Carlip is suggesting that at those extremely tiny distances (like the Planck length), light gets bent just like it does near a singularity. Thus, tiny patches of space-time get disconnected, allowing space at different points to expand or contract faster in one dimension than in the others (which also accounts for the choppy surface of quantum foam). As a result, over these very short space-time distances, particle motion can become dominated by the single, grossly expanded dimension of that disconnected portion of space-time. However, if you watch long enough, the particle’s motion will switch between different singular dimensions (as it moves through those isolated chunks of space-time).

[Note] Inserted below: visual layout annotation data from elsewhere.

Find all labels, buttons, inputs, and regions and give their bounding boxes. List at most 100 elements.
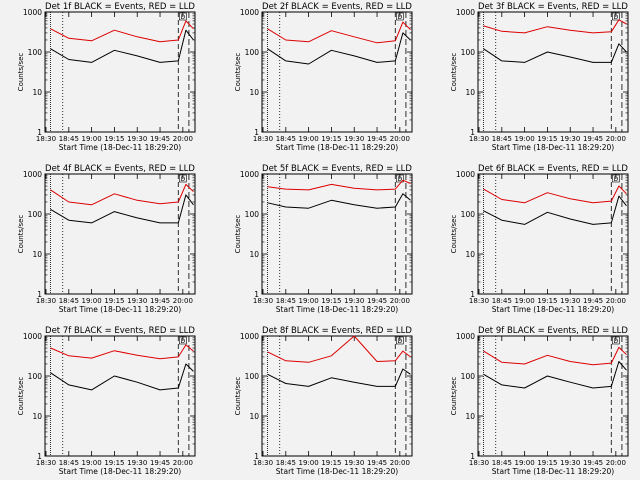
marker-label: D xyxy=(181,338,186,345)
marker-box xyxy=(612,12,620,21)
plot-frame xyxy=(44,335,196,457)
x-tick-label: 19:00 xyxy=(515,459,535,467)
lld-series-line xyxy=(50,20,194,43)
x-tick-label: 19:30 xyxy=(560,135,580,143)
y-tick-label: 1000 xyxy=(23,8,42,17)
y-tick-label: 10 xyxy=(249,88,259,97)
y-tick-label: 1000 xyxy=(240,8,259,17)
marker-box xyxy=(179,174,187,183)
y-tick-label: 1 xyxy=(470,290,475,299)
y-tick-label: 100 xyxy=(245,210,260,219)
x-tick-label: 18:30 xyxy=(36,459,56,467)
lld-series-line xyxy=(483,19,627,34)
x-tick-label: 19:00 xyxy=(515,135,535,143)
x-tick-label: 20:00 xyxy=(606,135,626,143)
x-tick-label: 18:30 xyxy=(253,459,273,467)
y-tick-label: 1000 xyxy=(240,170,259,179)
x-tick-label: 19:30 xyxy=(560,459,580,467)
x-axis-label: Start Time (18-Dec-11 18:29:20) xyxy=(59,305,181,314)
y-tick-label: 10 xyxy=(465,250,475,259)
y-axis-label: Counts/sec xyxy=(17,377,25,416)
x-tick-label: 19:45 xyxy=(367,459,387,467)
events-series-line xyxy=(483,195,627,225)
x-tick-label: 20:00 xyxy=(173,297,193,305)
x-tick-label: 18:45 xyxy=(59,459,79,467)
panel-title: Det 5f BLACK = Events, RED = LLD xyxy=(262,164,412,174)
x-tick-label: 19:15 xyxy=(537,135,557,143)
y-tick-label: 1000 xyxy=(23,170,42,179)
plot-frame xyxy=(261,11,413,133)
x-tick-label: 18:45 xyxy=(59,135,79,143)
x-axis-label: Start Time (18-Dec-11 18:29:20) xyxy=(276,305,398,314)
panel-5: Det 5f BLACK = Events, RED = LLD 1 10 100 10… xyxy=(234,164,413,314)
x-tick-label: 18:30 xyxy=(36,135,56,143)
y-tick-label: 100 xyxy=(461,210,476,219)
y-tick-label: 1 xyxy=(470,128,475,137)
y-axis-label: Counts/sec xyxy=(17,215,25,254)
events-series-line xyxy=(267,368,411,387)
x-axis-label: Start Time (18-Dec-11 18:29:20) xyxy=(492,305,614,314)
y-tick-label: 1 xyxy=(254,452,259,461)
y-axis-label: Counts/sec xyxy=(234,215,242,254)
y-tick-label: 1000 xyxy=(456,332,475,341)
x-tick-label: 19:30 xyxy=(127,459,147,467)
y-tick-label: 1 xyxy=(470,452,475,461)
x-tick-label: 18:30 xyxy=(36,297,56,305)
x-axis-label: Start Time (18-Dec-11 18:29:20) xyxy=(59,467,181,476)
x-tick-label: 18:30 xyxy=(469,135,489,143)
panel-title: Det 6f BLACK = Events, RED = LLD xyxy=(478,164,628,174)
marker-label: D xyxy=(398,14,403,21)
x-tick-label: 19:00 xyxy=(515,297,535,305)
marker-box xyxy=(179,12,187,21)
x-tick-label: 18:45 xyxy=(492,459,512,467)
y-tick-label: 1000 xyxy=(456,8,475,17)
events-series-line xyxy=(267,193,411,209)
panel-7: Det 7f BLACK = Events, RED = LLD 1 10 100 10… xyxy=(17,326,196,476)
y-tick-label: 10 xyxy=(249,412,259,421)
y-tick-label: 10 xyxy=(465,412,475,421)
lld-series-line xyxy=(50,183,194,206)
x-tick-label: 19:00 xyxy=(299,297,319,305)
y-tick-label: 1 xyxy=(37,290,42,299)
marker-label: D xyxy=(614,14,619,21)
x-tick-label: 18:45 xyxy=(276,135,296,143)
y-axis-label: Counts/sec xyxy=(450,377,458,416)
x-tick-label: 19:45 xyxy=(150,297,170,305)
x-tick-label: 20:00 xyxy=(390,297,410,305)
lld-series-line xyxy=(483,346,627,366)
x-tick-label: 19:00 xyxy=(299,459,319,467)
x-tick-label: 19:30 xyxy=(127,135,147,143)
x-tick-label: 18:30 xyxy=(253,297,273,305)
marker-label: D xyxy=(614,176,619,183)
marker-box xyxy=(396,336,404,345)
marker-box xyxy=(396,174,404,183)
x-tick-label: 19:45 xyxy=(150,135,170,143)
panel-title: Det 9f BLACK = Events, RED = LLD xyxy=(478,326,628,336)
x-axis-label: Start Time (18-Dec-11 18:29:20) xyxy=(59,143,181,152)
y-axis-label: Counts/sec xyxy=(450,215,458,254)
x-tick-label: 19:30 xyxy=(127,297,147,305)
marker-label: D xyxy=(398,338,403,345)
lld-series-line xyxy=(267,179,411,191)
x-axis-label: Start Time (18-Dec-11 18:29:20) xyxy=(492,143,614,152)
x-tick-label: 19:15 xyxy=(104,459,124,467)
x-axis-label: Start Time (18-Dec-11 18:29:20) xyxy=(276,143,398,152)
y-tick-label: 100 xyxy=(461,372,476,381)
panel-title: Det 1f BLACK = Events, RED = LLD xyxy=(45,2,195,12)
x-tick-label: 18:45 xyxy=(492,297,512,305)
y-axis-label: Counts/sec xyxy=(234,53,242,92)
x-tick-label: 19:45 xyxy=(367,135,387,143)
events-series-line xyxy=(483,361,627,389)
x-tick-label: 19:15 xyxy=(104,297,124,305)
panel-title: Det 4f BLACK = Events, RED = LLD xyxy=(45,164,195,174)
marker-box xyxy=(396,12,404,21)
x-tick-label: 19:00 xyxy=(82,135,102,143)
x-tick-label: 20:00 xyxy=(606,459,626,467)
y-tick-label: 10 xyxy=(249,250,259,259)
panel-2: Det 2f BLACK = Events, RED = LLD 1 10 100 10… xyxy=(234,2,413,152)
x-tick-label: 18:30 xyxy=(469,459,489,467)
panel-title: Det 7f BLACK = Events, RED = LLD xyxy=(45,326,195,336)
x-tick-label: 19:15 xyxy=(104,135,124,143)
panel-1: Det 1f BLACK = Events, RED = LLD 1 10 100 10… xyxy=(17,2,196,152)
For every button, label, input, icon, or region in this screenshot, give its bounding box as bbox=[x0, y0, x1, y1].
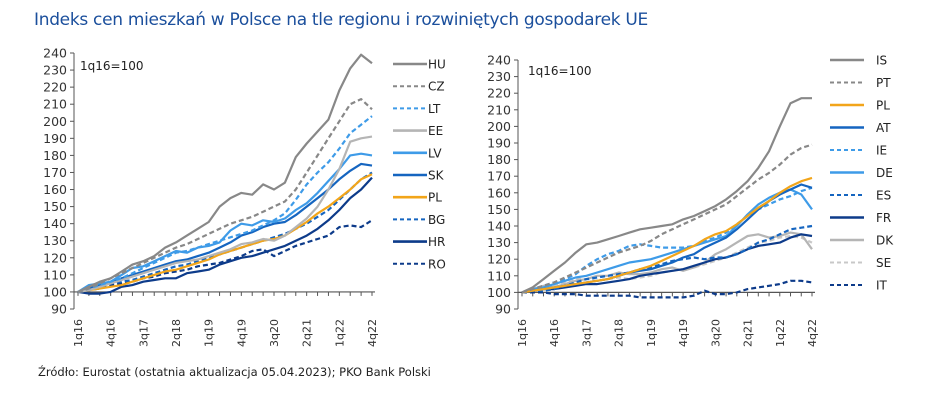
series-line-ee bbox=[77, 135, 373, 293]
series-line-lv bbox=[77, 152, 373, 293]
y-tick-label: 240 bbox=[43, 46, 67, 61]
x-tick-label: 1q22 bbox=[333, 319, 346, 347]
y-tick-label: 240 bbox=[487, 53, 511, 68]
series-line-dk bbox=[521, 231, 813, 294]
chart-2: 9010011012013014015016017018019020021022… bbox=[487, 53, 894, 347]
x-tick-label: 4q22 bbox=[366, 319, 379, 347]
series-line-pt bbox=[521, 143, 813, 294]
x-tick-label: 2q21 bbox=[742, 319, 755, 347]
x-tick-label: 1q16 bbox=[516, 319, 529, 347]
chart-1: 90 100 110 120 130 140 150 160 170 180 190 200 210 22… bbox=[43, 46, 446, 347]
legend-label-ro: RO bbox=[428, 257, 446, 271]
x-tick-label: 3q17 bbox=[580, 319, 593, 347]
legend-label-es: ES bbox=[876, 189, 891, 203]
legend-label-pl: PL bbox=[428, 191, 442, 205]
legend-label-at: AT bbox=[876, 121, 891, 135]
y-tick-label: 160 bbox=[43, 182, 67, 197]
x-tick-label: 1q19 bbox=[645, 319, 658, 347]
legend-label-pl: PL bbox=[876, 99, 890, 113]
x-tick-label: 3q20 bbox=[268, 319, 281, 347]
legend-label-it: IT bbox=[876, 279, 888, 293]
series-line-lt bbox=[77, 115, 373, 293]
y-tick-label: 120 bbox=[43, 250, 67, 265]
x-tick-label: 3q20 bbox=[709, 319, 722, 347]
y-tick-label: 150 bbox=[43, 199, 67, 214]
y-tick-label: 190 bbox=[487, 136, 511, 151]
legend-label-fr: FR bbox=[876, 211, 891, 225]
chart-title: Indeks cen mieszkań w Polsce na tle regi… bbox=[34, 10, 648, 30]
y-tick-label: 130 bbox=[487, 235, 511, 250]
y-tick-label: 100 bbox=[487, 285, 511, 300]
x-tick-label: 1q19 bbox=[203, 319, 216, 347]
y-tick-label: 140 bbox=[487, 219, 511, 234]
y-tick-label: 180 bbox=[43, 148, 67, 163]
series-line-ro bbox=[77, 219, 373, 293]
y-tick-label: 90 bbox=[51, 302, 67, 317]
y-tick-label: 220 bbox=[487, 86, 511, 101]
y-tick-label: 100 bbox=[43, 284, 67, 299]
series-line-fr bbox=[521, 233, 813, 294]
y-tick-label: 130 bbox=[43, 233, 67, 248]
x-tick-label: 4q22 bbox=[806, 319, 819, 347]
x-tick-label: 2q21 bbox=[301, 319, 314, 347]
series-line-pl bbox=[77, 173, 373, 293]
y-tick-label: 210 bbox=[43, 97, 67, 112]
legend-label-cz: CZ bbox=[428, 80, 445, 94]
x-tick-label: 1q16 bbox=[72, 319, 85, 347]
x-tick-label: 4q19 bbox=[235, 319, 248, 347]
x-tick-label: 2q18 bbox=[170, 319, 183, 347]
series-line-hr bbox=[77, 176, 373, 295]
legend-label-dk: DK bbox=[876, 234, 894, 248]
x-tick-label: 2q18 bbox=[613, 319, 626, 347]
legend-label-hr: HR bbox=[428, 235, 445, 249]
x-tick-label: 3q17 bbox=[137, 319, 150, 347]
legend-label-de: DE bbox=[876, 166, 893, 180]
x-tick-label: 4q16 bbox=[548, 319, 561, 347]
source-note: Źródło: Eurostat (ostatnia aktualizacja … bbox=[38, 365, 431, 379]
series-line-pl bbox=[521, 176, 813, 294]
y-tick-label: 110 bbox=[487, 268, 511, 283]
y-tick-label: 110 bbox=[43, 267, 67, 282]
y-tick-label: 150 bbox=[487, 202, 511, 217]
x-tick-label: 4q19 bbox=[677, 319, 690, 347]
series-line-ie bbox=[521, 186, 813, 294]
legend-label-se: SE bbox=[876, 256, 891, 270]
series-line-cz bbox=[77, 97, 373, 293]
y-tick-label: 170 bbox=[43, 165, 67, 180]
y-tick-label: 120 bbox=[487, 252, 511, 267]
legend-label-ie: IE bbox=[876, 144, 887, 158]
y-tick-label: 180 bbox=[487, 152, 511, 167]
legend-label-hu: HU bbox=[428, 58, 446, 72]
legend-label-sk: SK bbox=[428, 169, 445, 183]
legend-label-lt: LT bbox=[428, 102, 441, 116]
y-tick-label: 200 bbox=[487, 119, 511, 134]
y-tick-label: 200 bbox=[43, 114, 67, 129]
y-tick-label: 160 bbox=[487, 185, 511, 200]
series-line-hu bbox=[77, 53, 373, 293]
y-tick-label: 220 bbox=[43, 80, 67, 95]
series-line-de bbox=[521, 188, 813, 294]
y-tick-label: 140 bbox=[43, 216, 67, 231]
legend-label-lv: LV bbox=[428, 146, 442, 160]
series-line-is bbox=[521, 97, 812, 294]
series-line-it bbox=[522, 279, 813, 299]
y-tick-label: 190 bbox=[43, 131, 67, 146]
y-tick-label: 90 bbox=[495, 302, 511, 317]
legend-label-pt: PT bbox=[876, 76, 891, 90]
y-tick-label: 230 bbox=[487, 69, 511, 84]
base-annotation: 1q16=100 bbox=[80, 59, 143, 73]
legend-label-bg: BG bbox=[428, 213, 445, 227]
y-tick-label: 170 bbox=[487, 169, 511, 184]
legend-label-is: IS bbox=[876, 54, 887, 68]
x-tick-label: 4q16 bbox=[105, 319, 118, 347]
y-tick-label: 210 bbox=[487, 102, 511, 117]
base-annotation: 1q16=100 bbox=[528, 64, 591, 78]
y-tick-label: 230 bbox=[43, 63, 67, 78]
x-tick-label: 1q22 bbox=[774, 319, 787, 347]
legend-label-ee: EE bbox=[428, 124, 443, 138]
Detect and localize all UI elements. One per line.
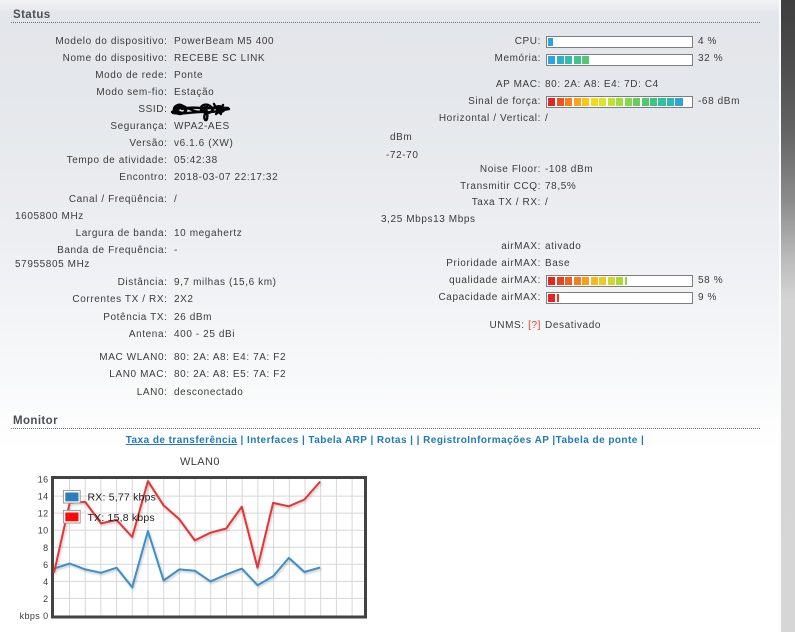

This means that if you wait long enough or look at larger distance scales, space becomes effectively three-dimensional.
And how did scientists detect this oddity of particle motion?
Well, they were studying the spectral dimension, a parameter which describes how particles or fields gradually move away from a given point (kind of like diffusion). But, to their surprise, they found that this motion happened much more quickly on the level of the Planck length. This speed can be explained if the particles are moving in just one spatial dimension, as the fewer dimensions available, the fewer directions a particle can move and the less time it will take to wander from its original position.
And while this discovery opens up a host of questions (including how quantum foam can focus light so strongly that nearby regions become disconnected from one another), what’s really interesting about all this is that this dimensional reduction pops up in multiple theories of quantum gravity. “Finding that very different approaches have something in common is exciting, as it suggests we may have stumbled upon an underlying property of quantum gravity,” says Leonardo Modesto of the Perimeter Institute for Theoretical Physics in Waterloo, Canada.
All this talk of dimensional movement reminds me of an Anaïs Nin quote:
“We do not grow absolutely, chronologically. We grow sometimes in one dimension, and not in another; unevenly. We grow partially. We are relative. We are mature in one realm, childish in another. The past, present, and future mingle and pull us backward, forward, or fix us in the present. We are made up of layers, cells, constellations.”
That really doesn’t have much to do with what we’re discussing, but I’ve always thought it was a rather lovely quote.
We’ll wrap up today’s post with a short (but tantalizing) bit from NASA.
I don’t know if you are familiar with the Pioneer anomaly, galleons. It refers to two NASA space probes (Pioneer 10 and 11) that have been drifting slightly off-course (toward the sun) for nearly 40 years in a way that defies our knowledge of gravity.
Scientists have eliminated all possible causes- gravity, radiation, equipment problems- and have concluded that, bizarre though it may seem, the craft are being affected by a previously unknown force that’s about 10 billion times weaker than the gravitational force.
That’s right- a brand new fundamental force. Number five.
As to what it is and why we haven’t encountered it before, answers are slow in coming. It appears, though, that we’re about to witness a slew of papers and experiments researching and attempting to verify/disprove this so-called new fundamental force.